BOLU (AA) – Abant, Gölcük ve Yedigöller gibi doğal güzellikleriyle ilgi gören Bolu’daki yaylaların da turizme kazandırılması için çalışmalar yapılıyor.
Doğa turizminde her yıl 1,5 milyon yerli ve yabancı ziyaretçiyi ağırlayan kentte, yaklaşık 500 yayla bulunuyor.
Yurt içinden ve yurt dışından kente gelenler, Gerede, Kıbrıscık, Mengen, Mudurnu, Göynük, Seben, Yeniçağa ilçelerindeki yaylaların yanı sıra Abant, Aladağ, Sarıalan, Yedigöller, Saraycık, At ve Kızık gibi birçok yaylada kamp kurma, piknik ve köy kahvaltısı yapma ve yürüyüş yapma imkanı buluyor.

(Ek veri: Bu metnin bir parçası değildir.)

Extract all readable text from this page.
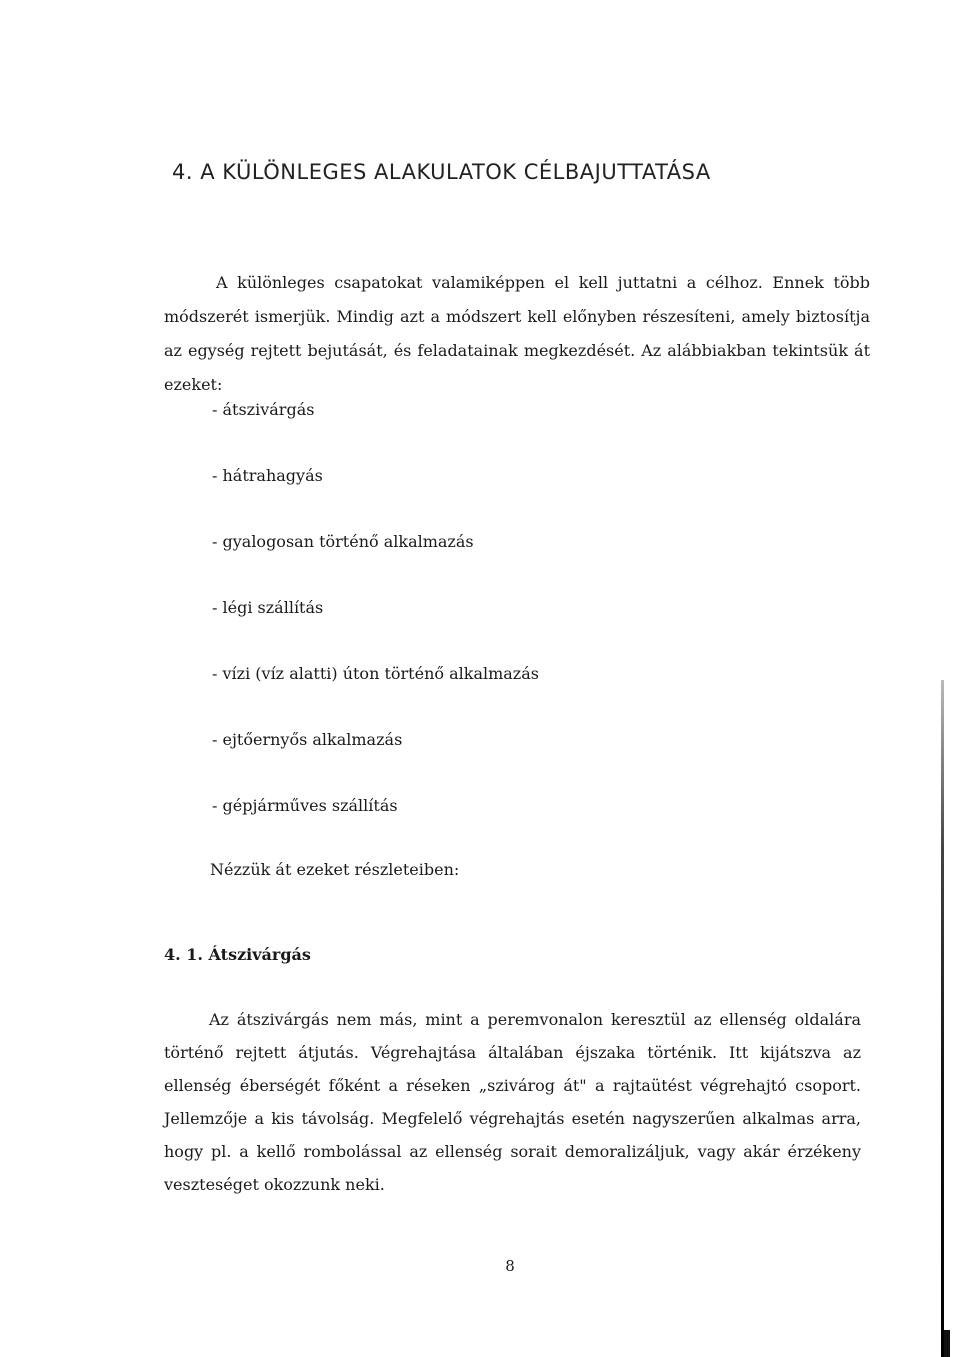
4. A KÜLÖNLEGES ALAKULATOK CÉLBAJUTTATÁSA

A különleges csapatokat valamiképpen el kell juttatni a célhoz. Ennek több módszerét ismerjük. Mindig azt a módszert kell előnyben részesíteni, amely biztosítja az egység rejtett bejutását, és feladatainak megkezdését. Az alábbiakban tekintsük át ezeket:

- átszivárgás
- hátrahagyás
- gyalogosan történő alkalmazás
- légi szállítás
- vízi (víz alatti) úton történő alkalmazás
- ejtőernyős alkalmazás
- gépjárműves szállítás

Nézzük át ezeket részleteiben:

4. 1. Átszivárgás

Az átszivárgás nem más, mint a peremvonalon keresztül az ellenség oldalára történő rejtett átjutás. Végrehajtása általában éjszaka történik. Itt kijátszva az ellenség éberségét főként a réseken „szivárog át" a rajtaütést végrehajtó csoport. Jellemzője a kis távolság. Megfelelő végrehajtás esetén nagyszerűen alkalmas arra, hogy pl. a kellő rombolással az ellenség sorait demoralizáljuk, vagy akár érzékeny veszteséget okozzunk neki.

8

Yaylalarda konaklayan tatilciler, doğal güzellikleriyle ünlü Gölcük ve Abant tabiat parkları ile Yedigöller Milli Parkı gibi dünyaca ünlü alanları ziyaret ederek tatillerini değerlendiriyor.
İsteyenler, geceliği 75-250 liralık tesislerde konaklayabiliyor.
Bolu Belediyesi tarafından yapılan çalışmalar kapsamında, toplam uzunluğu 2 bin 100 kilometre olan 165 yürüyüş güzergahı belirlendi. Bu güzergahlar arasında 18 bisiklet yolu, 5 tırmanma kayası, 6 kanyon ve 14 kamp alanı da yer alıyor.
Daha fazla yaylanın sektöre kazandırılarak kente gelenlere doğayla iç içe olma imkanı sunmak için çalışmalar yürütülüyor. Bu kapsamda yaylalarda kullanılmayan evlerin restore edilerek turizme kazandırılması hedefleniyor.
“Artık yaylalar turistik hale dönüşüyor”
Bolu Belediye Başkanı Alaaddin Yılmaz, AA muhabirine yaptığı açıklamada, Bolu’nun gelecekte turizm, sağlık, üniversite ve sporun her branşının yapılabileceği bir kent olacağını, hedefleri doğrultusunda turizmin her alanında faaliyet göstermeleri gerektiğini söyledi.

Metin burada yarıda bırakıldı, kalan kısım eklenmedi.